2 Minutes of Past Meetings
Minutes from prior meeting November 12, 2025:
RESOLVED, that the Python Software Foundation approve the minutes at https://mail.python.org/archives/list/psf-important@python.org/thread/WURXJ7SFDWVQHNOTGDH2RYPUF3TRSV4D/ as representing a true and accurate record of the November 12, 2025 meeting.
Approved, 7-0-1
3 Board and Staff Monthly Reports for December 2025
3.1 Deb Nicholson
- Support fundraising work, comms etc.
- Support PyCon US planning
- Recruit talk reviewers for PyCon US
- Policy and strategy conversations with stakeholders
- Meet with potential institutional funders
- Compile information on long range planning
- Board and Executive committee onboarding
3.2 Oliva Sauls
- PyCon US 2026 registration launch
- Travel Grant launch
- Startup Row applications launch
- Community Booths applications launch
- PyCon US hotel block opening
- Promotions, newsletter and blog post
- Website build and copy/content writing and review
- Meetings with Altitude C; PyCon US AV team
- Keynote selection and logistics planning
- Room allocations and floor plan drafts at LBCEC
3.3 Laura Graves
December report not provided.
3.4 Ee Durbin
December report not provided.
3.5 Loren Crary
- Correspondence with current and prospective sponsors
- Contract negotiation with current and prospective sponsors
- Assessing and pursuing grant opportunities
- Drafting and revising strategic public communications
- Board relations
- 2025 end of year fundraiser support
- Strategic team management and support
- Targeted outreach to promote PyCon US Call for Proposal and PyCon US/PSF sponsorship program
- Managing Programs Director & Community Communications Manager
3.6 Marie Nordin
- Fundraiser project management: ongoing comms & responses, PyCharm collaboration, setting a new goal, pop-up banner coordination.

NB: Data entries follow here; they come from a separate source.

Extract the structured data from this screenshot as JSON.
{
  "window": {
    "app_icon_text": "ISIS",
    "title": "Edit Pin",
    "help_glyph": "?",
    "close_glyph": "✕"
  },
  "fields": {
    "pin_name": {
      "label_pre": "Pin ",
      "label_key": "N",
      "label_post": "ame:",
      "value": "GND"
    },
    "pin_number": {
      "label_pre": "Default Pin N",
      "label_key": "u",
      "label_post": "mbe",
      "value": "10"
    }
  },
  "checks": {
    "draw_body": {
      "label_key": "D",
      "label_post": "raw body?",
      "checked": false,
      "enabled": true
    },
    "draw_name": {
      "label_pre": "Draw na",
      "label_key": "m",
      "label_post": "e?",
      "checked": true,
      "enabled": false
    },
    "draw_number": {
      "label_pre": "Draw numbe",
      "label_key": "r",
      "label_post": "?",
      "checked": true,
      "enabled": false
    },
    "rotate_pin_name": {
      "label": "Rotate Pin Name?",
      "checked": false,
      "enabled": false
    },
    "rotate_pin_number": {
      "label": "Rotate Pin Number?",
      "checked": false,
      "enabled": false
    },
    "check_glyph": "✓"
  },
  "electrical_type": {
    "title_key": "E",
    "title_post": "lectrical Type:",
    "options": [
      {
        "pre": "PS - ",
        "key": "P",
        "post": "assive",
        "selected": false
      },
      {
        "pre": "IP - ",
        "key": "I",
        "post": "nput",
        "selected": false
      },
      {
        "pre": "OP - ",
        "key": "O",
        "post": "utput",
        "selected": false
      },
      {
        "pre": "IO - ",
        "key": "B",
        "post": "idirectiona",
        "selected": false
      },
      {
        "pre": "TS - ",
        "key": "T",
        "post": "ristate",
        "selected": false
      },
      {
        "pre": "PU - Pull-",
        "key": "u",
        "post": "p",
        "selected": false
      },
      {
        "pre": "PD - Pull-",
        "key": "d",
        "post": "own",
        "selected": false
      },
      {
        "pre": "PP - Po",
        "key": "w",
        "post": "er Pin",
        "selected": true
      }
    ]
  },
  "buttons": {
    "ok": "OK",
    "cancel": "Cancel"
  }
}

- PyCon US: supporting comms, website copy, community booth planning. Initiating PSF Booth coordination.
- December special edition newsletter: Fundraiser, PyCon US CfP & Registration, & PSF/Arm case study.
- Grants & Community Partners Program: Completed GWG membership affirmation, development of Community Partner Program documentation & processes, Q4 call with GWG. Strategy & planning for Grants Program in 2026.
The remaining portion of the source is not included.